You’re Not Crazy (your mother had you tested?)
Good ole C.S. wasn’t lying, but he also wasn’t telling the whole truth. It took a while for my “far better things” to come about. I moved on to a second job (which I highly suggest you have in line before quitting) and it was peachy keen for about two weeks until I realized that my boss had no trust in my ability to do my job.
I had a serious conversation with my boss, which made me feel better for the time being, but changed nothing. I sought advice from a handful of trusted professionals, including my former editor, to whom I was super afraid to admit that I sort of wanted my job back. I began searching for jobs several times a day, but I felt like a lunatic having been at the new gig for such a short time. I questioned myself and my decision to quit the first job. I questioned my perception of a healthy work environment. I questioned my education, my future, my past, my talents, my abilities.
And finally, a job posting. A beautiful, beautiful posting for a similar, writing-based position at another organization. A revamped resume, cover letter, and an interview. The waiting, oh the dreaded waiting. Then the phone call, during which I happened to be in the bathroom—oh the horror! I didn’t answer until business was finished, don’t worry. I had a hard time washing my hands I was shaking so badly! (TMI? Whatevs.)
And then the offer that changed my world. Finally, a way to experience all of my joys.

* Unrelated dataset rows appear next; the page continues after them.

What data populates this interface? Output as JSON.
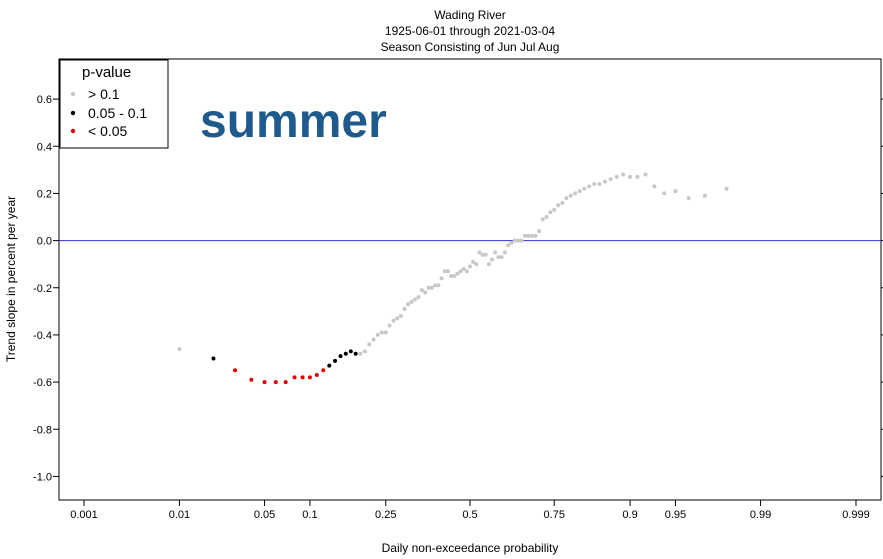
{
  "chart_data": {
    "type": "scatter",
    "title_lines": [
      "Wading River",
      "1925-06-01 through 2021-03-04",
      "Season Consisting of Jun Jul Aug"
    ],
    "xlabel": "Daily non-exceedance probability",
    "ylabel": "Trend slope in percent per year",
    "x_scale": "probability (normal quantile)",
    "x_ticks": [
      0.001,
      0.01,
      0.05,
      0.1,
      0.25,
      0.5,
      0.75,
      0.9,
      0.95,
      0.99,
      0.999
    ],
    "x_tick_labels": [
      "0.001",
      "0.01",
      "0.05",
      "0.1",
      "0.25",
      "0.5",
      "0.75",
      "0.9",
      "0.95",
      "0.99",
      "0.999"
    ],
    "y_ticks": [
      -1.0,
      -0.8,
      -0.6,
      -0.4,
      -0.2,
      0.0,
      0.2,
      0.4,
      0.6
    ],
    "y_tick_labels": [
      "-1.0",
      "-0.8",
      "-0.6",
      "-0.4",
      "-0.2",
      "0.0",
      "0.2",
      "0.4",
      "0.6"
    ],
    "xlim": [
      0.0005,
      0.9995
    ],
    "ylim": [
      -1.1,
      0.77
    ],
    "reference_line": {
      "y": 0.0,
      "color": "#3333cc"
    },
    "overlay_label": "summer",
    "legend": {
      "title": "p-value",
      "position": "top-left",
      "entries": [
        {
          "label": "> 0.1",
          "color": "#c8c8c8"
        },
        {
          "label": "0.05 - 0.1",
          "color": "#000000"
        },
        {
          "label": "< 0.05",
          "color": "#e00000"
        }
      ]
    },
    "series": [
      {
        "label": "> 0.1",
        "color": "#c8c8c8",
        "points": [
          [
            0.01,
            -0.46
          ],
          [
            0.19,
            -0.48
          ],
          [
            0.2,
            -0.47
          ],
          [
            0.21,
            -0.44
          ],
          [
            0.22,
            -0.42
          ],
          [
            0.23,
            -0.4
          ],
          [
            0.24,
            -0.39
          ],
          [
            0.25,
            -0.39
          ],
          [
            0.26,
            -0.36
          ],
          [
            0.27,
            -0.34
          ],
          [
            0.28,
            -0.33
          ],
          [
            0.29,
            -0.32
          ],
          [
            0.3,
            -0.29
          ],
          [
            0.31,
            -0.27
          ],
          [
            0.32,
            -0.26
          ],
          [
            0.33,
            -0.25
          ],
          [
            0.34,
            -0.24
          ],
          [
            0.35,
            -0.21
          ],
          [
            0.36,
            -0.22
          ],
          [
            0.37,
            -0.2
          ],
          [
            0.38,
            -0.2
          ],
          [
            0.39,
            -0.19
          ],
          [
            0.4,
            -0.19
          ],
          [
            0.41,
            -0.16
          ],
          [
            0.42,
            -0.13
          ],
          [
            0.43,
            -0.13
          ],
          [
            0.44,
            -0.15
          ],
          [
            0.45,
            -0.15
          ],
          [
            0.46,
            -0.14
          ],
          [
            0.47,
            -0.13
          ],
          [
            0.48,
            -0.12
          ],
          [
            0.49,
            -0.13
          ],
          [
            0.5,
            -0.11
          ],
          [
            0.51,
            -0.09
          ],
          [
            0.52,
            -0.1
          ],
          [
            0.53,
            -0.05
          ],
          [
            0.54,
            -0.06
          ],
          [
            0.55,
            -0.06
          ],
          [
            0.56,
            -0.1
          ],
          [
            0.57,
            -0.08
          ],
          [
            0.58,
            -0.05
          ],
          [
            0.59,
            -0.07
          ],
          [
            0.6,
            -0.07
          ],
          [
            0.61,
            -0.05
          ],
          [
            0.62,
            -0.02
          ],
          [
            0.63,
            -0.01
          ],
          [
            0.64,
            0.0
          ],
          [
            0.65,
            0.0
          ],
          [
            0.66,
            0.0
          ],
          [
            0.67,
            0.02
          ],
          [
            0.68,
            0.02
          ],
          [
            0.69,
            0.02
          ],
          [
            0.7,
            0.02
          ],
          [
            0.71,
            0.04
          ],
          [
            0.72,
            0.09
          ],
          [
            0.73,
            0.1
          ],
          [
            0.74,
            0.12
          ],
          [
            0.75,
            0.13
          ],
          [
            0.76,
            0.15
          ],
          [
            0.77,
            0.16
          ],
          [
            0.78,
            0.18
          ],
          [
            0.79,
            0.19
          ],
          [
            0.8,
            0.2
          ],
          [
            0.81,
            0.21
          ],
          [
            0.82,
            0.22
          ],
          [
            0.83,
            0.23
          ],
          [
            0.84,
            0.24
          ],
          [
            0.85,
            0.24
          ],
          [
            0.86,
            0.25
          ],
          [
            0.87,
            0.26
          ],
          [
            0.88,
            0.27
          ],
          [
            0.89,
            0.28
          ],
          [
            0.9,
            0.27
          ],
          [
            0.91,
            0.27
          ],
          [
            0.92,
            0.28
          ],
          [
            0.93,
            0.23
          ],
          [
            0.94,
            0.2
          ],
          [
            0.95,
            0.21
          ],
          [
            0.96,
            0.18
          ],
          [
            0.97,
            0.19
          ],
          [
            0.98,
            0.22
          ]
        ]
      },
      {
        "label": "0.05 - 0.1",
        "color": "#000000",
        "points": [
          [
            0.02,
            -0.5
          ],
          [
            0.13,
            -0.53
          ],
          [
            0.14,
            -0.51
          ],
          [
            0.15,
            -0.49
          ],
          [
            0.16,
            -0.48
          ],
          [
            0.17,
            -0.47
          ],
          [
            0.18,
            -0.48
          ]
        ]
      },
      {
        "label": "< 0.05",
        "color": "#e00000",
        "points": [
          [
            0.03,
            -0.55
          ],
          [
            0.04,
            -0.59
          ],
          [
            0.05,
            -0.6
          ],
          [
            0.06,
            -0.6
          ],
          [
            0.07,
            -0.6
          ],
          [
            0.08,
            -0.58
          ],
          [
            0.09,
            -0.58
          ],
          [
            0.1,
            -0.58
          ],
          [
            0.11,
            -0.57
          ],
          [
            0.12,
            -0.55
          ]
        ]
      }
    ]
  }
}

I was nervous to leave the known, albeit miserable, for something unknown. After all, I’d already left one job I really liked, but just wasn’t working for my lifestyle. What if I went to this job and hated it, too? What if I had completely made working life out to be something it wasn’t? Well, a couple months in and I’m doing alright. Pretty great, in fact.
Moral of the story: If you aren’t happy, pinpoint your source(s) of unhappiness and work to make changes that can improve your circumstance. If you’ve done that, given it some time and you’re still miserable, GET OUT. If it’s stealing your joy, it isn’t worth it.
I realize this can become a waiting game. After all, it’s a job with the money that you need to buy toilet paper and keep the lights on. If you feel you need to quit immediately, consider your finances. If you can white-knuckle-grip it until you find something else, that’s likely your better option.
It may take some time, tears and trial and error, but it will come. Don’t you worry, sweet pea.